1982 - freeing aid routes on the Rotwand, Dolomites

When Nico Mailänder published an article about Pete Livesey’s efforts to free some of the classic Dolomite aid routes, we were all impressed. Livesey’s efforts sparked my own curiosity, and for the first time I started to work out: traverses on the stone walls of our house, pull-ups, slack lining. A redpoint ascent of the Buhl route on the Rotwand became my first sport-climbing experience in the Dolomites. It was interesting, but didn’t change my opinion that the real evolution would take place on first ascents, without any in situ protection.



I had always considered sport climbing and mountain climbing to be two different games. Sport climbing is sport; mountain climbing is adventure. Sport climbing is free of risk; mountain climbing is characterized by risk. Sport climbing is a purely athletic pursuit, while the difficulty of a mountain route is mainly determined by the psychological challenge.

Today’s reality: many mountain routes are prepared like sport routes. That means exploring from protection point to protection point in a mixed style that blends free and aid. Redpoint attempts follow only after the climber has perfectly prepared and protected the route.
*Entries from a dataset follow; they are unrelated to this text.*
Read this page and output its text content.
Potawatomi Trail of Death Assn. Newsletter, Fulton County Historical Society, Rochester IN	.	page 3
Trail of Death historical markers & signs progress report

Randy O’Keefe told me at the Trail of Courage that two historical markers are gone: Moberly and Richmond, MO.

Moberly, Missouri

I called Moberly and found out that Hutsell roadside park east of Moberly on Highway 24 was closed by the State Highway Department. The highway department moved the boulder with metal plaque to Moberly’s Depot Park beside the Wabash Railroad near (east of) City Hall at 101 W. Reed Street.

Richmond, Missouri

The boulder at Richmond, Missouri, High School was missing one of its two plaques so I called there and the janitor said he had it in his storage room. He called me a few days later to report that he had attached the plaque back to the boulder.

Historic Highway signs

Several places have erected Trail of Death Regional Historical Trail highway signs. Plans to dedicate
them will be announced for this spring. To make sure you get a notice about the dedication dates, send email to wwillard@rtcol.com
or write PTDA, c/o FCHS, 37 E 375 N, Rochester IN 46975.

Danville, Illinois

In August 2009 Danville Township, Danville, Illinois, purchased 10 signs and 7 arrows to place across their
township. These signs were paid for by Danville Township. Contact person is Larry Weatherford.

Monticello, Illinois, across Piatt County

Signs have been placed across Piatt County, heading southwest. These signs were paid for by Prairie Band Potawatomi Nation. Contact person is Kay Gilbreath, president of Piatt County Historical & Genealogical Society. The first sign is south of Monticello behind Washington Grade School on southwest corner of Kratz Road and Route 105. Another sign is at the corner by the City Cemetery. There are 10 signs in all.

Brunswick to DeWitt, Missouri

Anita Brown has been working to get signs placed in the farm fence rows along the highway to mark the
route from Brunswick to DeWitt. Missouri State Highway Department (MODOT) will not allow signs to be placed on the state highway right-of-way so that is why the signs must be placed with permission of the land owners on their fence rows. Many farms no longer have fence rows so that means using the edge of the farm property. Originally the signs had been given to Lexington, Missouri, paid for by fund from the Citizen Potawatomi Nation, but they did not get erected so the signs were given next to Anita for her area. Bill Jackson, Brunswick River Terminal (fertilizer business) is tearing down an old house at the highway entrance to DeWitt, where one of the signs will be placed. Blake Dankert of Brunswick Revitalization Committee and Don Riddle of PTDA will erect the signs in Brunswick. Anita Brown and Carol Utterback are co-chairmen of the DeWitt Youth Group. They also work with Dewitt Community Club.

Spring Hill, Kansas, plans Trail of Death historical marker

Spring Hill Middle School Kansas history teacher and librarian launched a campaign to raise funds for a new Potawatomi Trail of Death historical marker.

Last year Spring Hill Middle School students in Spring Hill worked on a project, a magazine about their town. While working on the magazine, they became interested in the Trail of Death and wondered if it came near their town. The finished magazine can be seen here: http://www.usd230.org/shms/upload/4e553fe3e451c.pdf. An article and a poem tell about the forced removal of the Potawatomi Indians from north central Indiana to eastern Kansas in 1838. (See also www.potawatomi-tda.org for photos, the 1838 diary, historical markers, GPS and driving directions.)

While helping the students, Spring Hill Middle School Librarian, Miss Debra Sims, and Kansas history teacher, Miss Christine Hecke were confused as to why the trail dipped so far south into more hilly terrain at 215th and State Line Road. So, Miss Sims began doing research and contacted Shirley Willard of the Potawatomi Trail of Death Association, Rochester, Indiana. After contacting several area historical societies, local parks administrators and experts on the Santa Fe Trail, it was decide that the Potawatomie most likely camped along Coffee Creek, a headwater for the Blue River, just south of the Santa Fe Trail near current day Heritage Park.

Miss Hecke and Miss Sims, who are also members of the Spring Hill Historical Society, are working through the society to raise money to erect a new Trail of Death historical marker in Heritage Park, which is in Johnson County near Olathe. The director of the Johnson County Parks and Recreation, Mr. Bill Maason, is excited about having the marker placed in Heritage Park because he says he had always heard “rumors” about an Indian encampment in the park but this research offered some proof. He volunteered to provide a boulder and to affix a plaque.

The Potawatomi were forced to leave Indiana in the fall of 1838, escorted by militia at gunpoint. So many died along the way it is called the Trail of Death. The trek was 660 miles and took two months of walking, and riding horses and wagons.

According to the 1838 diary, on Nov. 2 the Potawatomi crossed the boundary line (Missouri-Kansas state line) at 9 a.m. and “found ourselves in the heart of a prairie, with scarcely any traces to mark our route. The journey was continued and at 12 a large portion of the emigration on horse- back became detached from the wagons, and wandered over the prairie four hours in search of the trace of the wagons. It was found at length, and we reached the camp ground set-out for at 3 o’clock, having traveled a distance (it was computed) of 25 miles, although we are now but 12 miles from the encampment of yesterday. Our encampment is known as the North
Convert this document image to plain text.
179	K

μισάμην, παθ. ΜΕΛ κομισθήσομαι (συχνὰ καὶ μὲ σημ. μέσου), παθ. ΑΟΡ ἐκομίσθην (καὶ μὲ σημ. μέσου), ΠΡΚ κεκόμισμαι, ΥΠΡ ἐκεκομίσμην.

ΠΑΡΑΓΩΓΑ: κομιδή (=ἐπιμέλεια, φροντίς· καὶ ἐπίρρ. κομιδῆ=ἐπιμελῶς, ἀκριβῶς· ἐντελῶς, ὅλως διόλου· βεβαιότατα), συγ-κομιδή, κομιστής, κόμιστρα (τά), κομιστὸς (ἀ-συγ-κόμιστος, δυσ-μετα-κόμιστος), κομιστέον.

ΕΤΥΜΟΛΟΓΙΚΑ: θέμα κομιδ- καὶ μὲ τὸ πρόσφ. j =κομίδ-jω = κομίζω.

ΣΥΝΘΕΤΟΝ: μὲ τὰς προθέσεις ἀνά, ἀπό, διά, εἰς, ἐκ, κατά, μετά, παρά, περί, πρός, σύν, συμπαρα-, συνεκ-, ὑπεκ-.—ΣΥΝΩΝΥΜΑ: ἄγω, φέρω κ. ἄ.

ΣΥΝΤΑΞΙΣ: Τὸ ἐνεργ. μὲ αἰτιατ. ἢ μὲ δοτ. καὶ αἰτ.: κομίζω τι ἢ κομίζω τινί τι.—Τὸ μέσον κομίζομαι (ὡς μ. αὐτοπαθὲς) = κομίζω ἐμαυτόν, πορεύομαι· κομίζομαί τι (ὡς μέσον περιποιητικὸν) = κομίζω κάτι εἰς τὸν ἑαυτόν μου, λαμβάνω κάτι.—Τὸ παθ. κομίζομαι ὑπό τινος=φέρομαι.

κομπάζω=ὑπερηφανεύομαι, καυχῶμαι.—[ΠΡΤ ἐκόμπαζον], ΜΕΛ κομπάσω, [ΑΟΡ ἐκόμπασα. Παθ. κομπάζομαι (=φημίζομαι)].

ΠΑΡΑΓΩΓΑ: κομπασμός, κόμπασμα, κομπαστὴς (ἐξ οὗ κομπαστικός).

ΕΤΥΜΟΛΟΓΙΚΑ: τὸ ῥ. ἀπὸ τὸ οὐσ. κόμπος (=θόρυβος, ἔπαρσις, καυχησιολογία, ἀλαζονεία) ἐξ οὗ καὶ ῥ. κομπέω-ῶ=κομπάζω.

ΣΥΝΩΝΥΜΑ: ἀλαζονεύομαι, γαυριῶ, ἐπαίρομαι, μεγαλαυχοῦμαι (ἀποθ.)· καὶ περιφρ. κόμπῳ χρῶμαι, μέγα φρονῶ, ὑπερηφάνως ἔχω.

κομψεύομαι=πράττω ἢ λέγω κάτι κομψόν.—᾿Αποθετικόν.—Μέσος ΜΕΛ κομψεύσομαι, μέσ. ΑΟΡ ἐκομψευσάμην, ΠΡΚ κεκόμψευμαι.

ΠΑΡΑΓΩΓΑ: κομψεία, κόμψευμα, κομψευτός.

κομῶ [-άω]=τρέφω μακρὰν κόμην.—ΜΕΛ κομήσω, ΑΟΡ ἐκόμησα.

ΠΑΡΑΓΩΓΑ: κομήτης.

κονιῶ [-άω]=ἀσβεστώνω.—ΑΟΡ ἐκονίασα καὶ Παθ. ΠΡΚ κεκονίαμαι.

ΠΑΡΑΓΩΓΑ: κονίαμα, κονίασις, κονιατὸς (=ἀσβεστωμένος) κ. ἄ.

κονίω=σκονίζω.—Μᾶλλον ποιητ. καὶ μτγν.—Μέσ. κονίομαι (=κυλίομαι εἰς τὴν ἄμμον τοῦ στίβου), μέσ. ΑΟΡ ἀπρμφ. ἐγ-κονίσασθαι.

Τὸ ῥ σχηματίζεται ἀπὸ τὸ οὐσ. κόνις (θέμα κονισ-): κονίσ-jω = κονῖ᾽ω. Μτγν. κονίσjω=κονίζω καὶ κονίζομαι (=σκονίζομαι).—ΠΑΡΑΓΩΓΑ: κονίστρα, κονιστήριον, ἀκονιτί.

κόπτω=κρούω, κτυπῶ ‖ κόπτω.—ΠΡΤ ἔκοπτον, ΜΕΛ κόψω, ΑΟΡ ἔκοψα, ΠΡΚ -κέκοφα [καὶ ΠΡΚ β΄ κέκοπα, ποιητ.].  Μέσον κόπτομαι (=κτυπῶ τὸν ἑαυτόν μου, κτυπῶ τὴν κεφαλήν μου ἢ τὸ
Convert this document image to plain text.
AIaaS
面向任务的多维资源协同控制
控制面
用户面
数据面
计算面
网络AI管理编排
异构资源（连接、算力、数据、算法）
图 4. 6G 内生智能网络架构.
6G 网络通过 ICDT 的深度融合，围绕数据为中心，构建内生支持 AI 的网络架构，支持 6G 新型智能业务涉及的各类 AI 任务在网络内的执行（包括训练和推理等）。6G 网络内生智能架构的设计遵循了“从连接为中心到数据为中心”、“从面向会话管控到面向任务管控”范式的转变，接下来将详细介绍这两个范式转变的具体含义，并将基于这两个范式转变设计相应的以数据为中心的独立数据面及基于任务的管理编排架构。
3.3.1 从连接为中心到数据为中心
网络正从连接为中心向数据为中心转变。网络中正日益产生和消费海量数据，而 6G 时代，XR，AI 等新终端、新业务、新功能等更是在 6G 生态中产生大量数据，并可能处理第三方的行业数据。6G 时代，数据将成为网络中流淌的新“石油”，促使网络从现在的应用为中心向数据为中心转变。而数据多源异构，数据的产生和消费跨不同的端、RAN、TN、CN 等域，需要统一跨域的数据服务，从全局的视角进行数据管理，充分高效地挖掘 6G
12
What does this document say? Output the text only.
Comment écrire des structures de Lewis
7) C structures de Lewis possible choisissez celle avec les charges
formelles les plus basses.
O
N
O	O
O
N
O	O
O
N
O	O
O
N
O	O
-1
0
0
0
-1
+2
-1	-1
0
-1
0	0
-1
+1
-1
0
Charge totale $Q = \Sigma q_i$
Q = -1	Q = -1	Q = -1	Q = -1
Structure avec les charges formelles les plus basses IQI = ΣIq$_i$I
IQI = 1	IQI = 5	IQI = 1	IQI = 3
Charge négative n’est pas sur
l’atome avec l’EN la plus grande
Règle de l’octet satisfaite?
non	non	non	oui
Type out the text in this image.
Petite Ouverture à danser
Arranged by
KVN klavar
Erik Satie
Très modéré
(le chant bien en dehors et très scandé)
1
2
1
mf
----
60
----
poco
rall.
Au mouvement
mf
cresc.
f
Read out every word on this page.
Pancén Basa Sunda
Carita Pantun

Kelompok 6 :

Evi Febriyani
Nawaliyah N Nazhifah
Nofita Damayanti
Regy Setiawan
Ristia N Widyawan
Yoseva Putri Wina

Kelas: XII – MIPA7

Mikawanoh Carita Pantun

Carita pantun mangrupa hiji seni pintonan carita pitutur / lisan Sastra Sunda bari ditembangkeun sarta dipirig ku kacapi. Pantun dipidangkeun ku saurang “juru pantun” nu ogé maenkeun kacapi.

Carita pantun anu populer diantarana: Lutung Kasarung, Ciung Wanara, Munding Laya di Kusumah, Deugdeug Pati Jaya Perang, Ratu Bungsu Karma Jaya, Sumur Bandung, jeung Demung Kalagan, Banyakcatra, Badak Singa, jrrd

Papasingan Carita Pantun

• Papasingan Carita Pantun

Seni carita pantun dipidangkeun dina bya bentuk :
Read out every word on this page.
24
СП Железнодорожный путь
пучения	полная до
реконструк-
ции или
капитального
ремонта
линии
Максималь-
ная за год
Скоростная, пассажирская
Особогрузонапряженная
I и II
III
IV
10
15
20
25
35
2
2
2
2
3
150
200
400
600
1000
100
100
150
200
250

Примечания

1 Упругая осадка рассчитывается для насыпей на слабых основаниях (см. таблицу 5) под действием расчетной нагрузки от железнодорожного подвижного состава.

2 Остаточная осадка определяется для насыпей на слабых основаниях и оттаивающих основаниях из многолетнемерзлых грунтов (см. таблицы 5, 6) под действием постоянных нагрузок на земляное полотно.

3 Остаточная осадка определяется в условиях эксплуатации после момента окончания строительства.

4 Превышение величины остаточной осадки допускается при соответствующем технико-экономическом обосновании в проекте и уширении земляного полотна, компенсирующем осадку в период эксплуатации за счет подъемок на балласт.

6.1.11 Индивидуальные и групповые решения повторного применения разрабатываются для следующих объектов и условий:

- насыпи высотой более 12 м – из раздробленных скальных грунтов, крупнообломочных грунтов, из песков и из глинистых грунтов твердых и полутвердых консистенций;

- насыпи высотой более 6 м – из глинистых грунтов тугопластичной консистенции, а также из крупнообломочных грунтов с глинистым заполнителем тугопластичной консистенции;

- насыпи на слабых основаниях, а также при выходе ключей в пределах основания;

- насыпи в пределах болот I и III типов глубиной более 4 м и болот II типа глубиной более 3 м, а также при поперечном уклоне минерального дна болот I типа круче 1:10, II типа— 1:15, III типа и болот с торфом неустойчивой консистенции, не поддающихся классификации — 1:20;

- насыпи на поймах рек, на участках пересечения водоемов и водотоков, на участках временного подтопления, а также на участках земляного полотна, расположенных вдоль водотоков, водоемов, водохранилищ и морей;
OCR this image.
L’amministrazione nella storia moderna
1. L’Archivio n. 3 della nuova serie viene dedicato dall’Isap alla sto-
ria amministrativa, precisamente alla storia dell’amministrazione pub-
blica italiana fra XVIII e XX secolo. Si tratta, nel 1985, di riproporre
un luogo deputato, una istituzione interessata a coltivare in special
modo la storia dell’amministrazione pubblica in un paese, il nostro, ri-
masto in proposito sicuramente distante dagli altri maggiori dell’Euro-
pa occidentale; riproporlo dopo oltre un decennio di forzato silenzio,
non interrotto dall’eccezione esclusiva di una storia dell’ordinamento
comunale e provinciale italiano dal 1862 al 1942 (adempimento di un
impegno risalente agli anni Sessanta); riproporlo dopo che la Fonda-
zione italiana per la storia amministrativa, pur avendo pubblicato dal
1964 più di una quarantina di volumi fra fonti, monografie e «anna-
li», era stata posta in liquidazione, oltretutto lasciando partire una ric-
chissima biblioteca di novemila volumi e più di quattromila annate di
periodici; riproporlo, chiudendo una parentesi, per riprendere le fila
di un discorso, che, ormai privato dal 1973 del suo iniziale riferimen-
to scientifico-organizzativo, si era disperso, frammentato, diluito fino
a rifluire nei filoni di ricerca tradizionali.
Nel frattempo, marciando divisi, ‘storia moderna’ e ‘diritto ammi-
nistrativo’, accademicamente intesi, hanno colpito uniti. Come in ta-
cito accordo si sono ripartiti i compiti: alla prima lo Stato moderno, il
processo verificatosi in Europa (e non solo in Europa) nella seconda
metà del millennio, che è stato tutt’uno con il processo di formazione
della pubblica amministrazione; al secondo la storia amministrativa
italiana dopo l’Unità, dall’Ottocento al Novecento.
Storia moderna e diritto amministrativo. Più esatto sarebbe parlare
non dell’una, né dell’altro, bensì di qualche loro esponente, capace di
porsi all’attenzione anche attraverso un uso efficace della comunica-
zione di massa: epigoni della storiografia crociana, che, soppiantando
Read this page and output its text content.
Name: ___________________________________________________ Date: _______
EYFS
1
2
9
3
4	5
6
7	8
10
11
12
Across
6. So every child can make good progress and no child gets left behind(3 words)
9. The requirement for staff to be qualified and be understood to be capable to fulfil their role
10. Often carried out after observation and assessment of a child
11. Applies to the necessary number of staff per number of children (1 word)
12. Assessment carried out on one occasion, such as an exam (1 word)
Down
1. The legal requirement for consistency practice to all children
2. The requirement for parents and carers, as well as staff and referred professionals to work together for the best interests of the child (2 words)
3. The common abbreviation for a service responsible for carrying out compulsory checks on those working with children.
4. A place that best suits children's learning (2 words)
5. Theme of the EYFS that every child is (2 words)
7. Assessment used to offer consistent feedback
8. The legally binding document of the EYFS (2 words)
This preinspection sometimes involves fixing ropes from the top down, working single moves, and placing protection on toprope.

For me, such climbs are “sport climbing of the uncomfortable sort” and have nothing in common with the adventure climbing of our predecessors nor with the style-conscious minimalism of my generation. Nevertheless, these climbs get written up, publicized as evolutionary high points and the new standard in mountain climbing. Nobody seems to question this development. It strongly recalls the dark ages of the “Direttissimas,” when conquering the impossible by any means was a means to capture the interest of the general public, and obtain honor and even medals from the authorities. Strangely enough, today’s mindset is still mired in the era of the 1936 Eiger tragedy and other heroic suffer-stories. The only difference is that today’s “heroes” represent their sponsors instead of nationalistic interests, as they did in the pre-WWII era.

In this new business-driven model of alpinism, even dedicated risk-deniers are considered heroes—as soon as they connect their name to a mountain. The good old atmosphere of mountain drama still confers spectacular cachet, adding value to otherwise unremarkable performances.

Fact is: today’s generation simply ignored our generation’s purist mindset and has pushed evolution according to their own rules, virtually through the back door.